Royals

In an effort to stay healthy, Royals’ Lorenzo Cain loaded up on conditioning in the offseason

Lorenzo Cain and the Royals open the season at the Minnesota Twins on Monday.
Lorenzo Cain and the Royals open the season at the Minnesota Twins on Monday. jsleezer@kcstar.com

Royals outfielder Lorenzo Cain spent his offseason back home in Oklahoma, sweating through sprint workouts and counting up 100-yard gassers. The running was quite miserable. He pushed himself to the point of exhaustion. Yet he considered it essential, a type of preventative medicine entering a crucial season.

For years, Cain had followed a strict workout regimen in the winter. He focused on strengthening the muscles in his legs. He re-shaped his running form and gait. He attempted to rid himself of the nagging leg injuries that robbed him of so many games early in his career.

But after being limited to just 103 games in 2016, Cain re-tooled his regimen once again. He stuck with the basic framework, he says, a schedule that included an assortment of pool workouts. But as the winter months passed, he did more conditioning than he ever had before.

“Just building strength,” Cain said. “Just making sure my legs are ready for 162 games.”

For Cain, the emphasis on his health could be critical as he prepares to reach free-agency following the 2017 season. In the last four seasons, he has won MVP honors in the American League Championship Series, made an All-Star team and served as the No. 3 hitter for a world champion — all while playing premium defense in center field. The one knock: He has played in an average of just 122 games per season during the stretch.

“I haven’t done a great job of being on the field every year,” Cain said. “I don’t really set goals. But my main goal is to stay healthy throughout the year. I just try to let everything else take care of itself.”

For Cain, the health question is paramount. It could also help define the 2017 Royals as they attempt to rebound from an 81-81 finish in 2016. While Cain was hampered by hamstring and wrist ailments, Mike Moustakas was limited to just 27 games after tearing the anterior cruciate ligament in his right knee. Alex Gordon played in just 128 contests after breaking his hand in the collision that felled Moustakas.

“It was definitely a rough season for injuries and our record definitely showed in a big way,” Cain said. “A lot of guys got hurt. We didn’t have our regulars out there. At the same time, it’s part of the game.”

Royals manager Ned Yost will not make excuses for last season, nor will he entertain the possibility that his team is due for better fortune in 2017.

“I don’t worry about that,” he said. “It’s part of it. You just got to deal with it.”

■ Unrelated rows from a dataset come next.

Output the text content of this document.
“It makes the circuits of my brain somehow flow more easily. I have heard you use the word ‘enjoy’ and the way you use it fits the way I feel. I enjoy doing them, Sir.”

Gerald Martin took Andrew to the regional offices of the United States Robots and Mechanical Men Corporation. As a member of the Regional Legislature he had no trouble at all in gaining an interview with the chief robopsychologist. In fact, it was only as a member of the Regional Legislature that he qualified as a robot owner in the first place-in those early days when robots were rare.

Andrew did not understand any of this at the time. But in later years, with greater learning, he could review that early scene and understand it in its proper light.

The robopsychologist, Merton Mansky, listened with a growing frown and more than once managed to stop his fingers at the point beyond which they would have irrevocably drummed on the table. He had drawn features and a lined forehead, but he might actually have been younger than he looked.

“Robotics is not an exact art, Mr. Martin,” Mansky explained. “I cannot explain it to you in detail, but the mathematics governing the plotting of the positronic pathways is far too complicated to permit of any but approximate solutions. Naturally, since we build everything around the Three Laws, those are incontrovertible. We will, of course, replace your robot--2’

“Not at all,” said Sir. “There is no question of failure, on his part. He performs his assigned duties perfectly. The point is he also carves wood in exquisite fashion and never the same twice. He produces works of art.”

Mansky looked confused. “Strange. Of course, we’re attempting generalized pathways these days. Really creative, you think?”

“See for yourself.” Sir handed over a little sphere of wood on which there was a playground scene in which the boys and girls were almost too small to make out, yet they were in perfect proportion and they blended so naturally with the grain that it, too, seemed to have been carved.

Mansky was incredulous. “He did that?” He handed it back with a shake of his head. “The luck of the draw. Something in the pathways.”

Still, as the Royals stopped in Texas on Friday night for the first of two exhibition games, Yost said the club would likely be cautious with Moustakas during the season’s opening month. There is no set plan for additional days off or a lighter workload. And the extra days off in the April schedule could help Moustakas maintain regular playing time. But Yost said he could use Moustakas as a designated hitter at times, to keep pressure off his surgically-repaired knee.

After opening the season against the Minnesota Twins on Monday at Target Field, the Royals will see Twins left-hander Hector Santiago on Wednesday in the second game of the series. Yost floated the idea of using Moustakas as the DH in that game, while starting Cheslor Cuthbert at third base. For now, though, the Royals will take it day by day.

“After sitting out all year, we just got to get him back into an every-day routine,” Yost said.

In some ways, of course, injuries are impossible to predict or prevent. Before last season, Cain says, he prepared his body like he always had. He still strained his hamstring in late July.

In the same way, an organization can employ the best training staff, utilize the latest technology, and offer the best preventative care. But sometimes an outfielder and third baseman will still collide on a fluky play in Chicago.

For now, though, Cain is optimistic. His offseason was productive. His preparation was exhaustive. He’s ready for the grind of the season. At some point, he says, that’s all you can do.

“I feel good today,” Cain said. “I just got to feel good throughout the season.”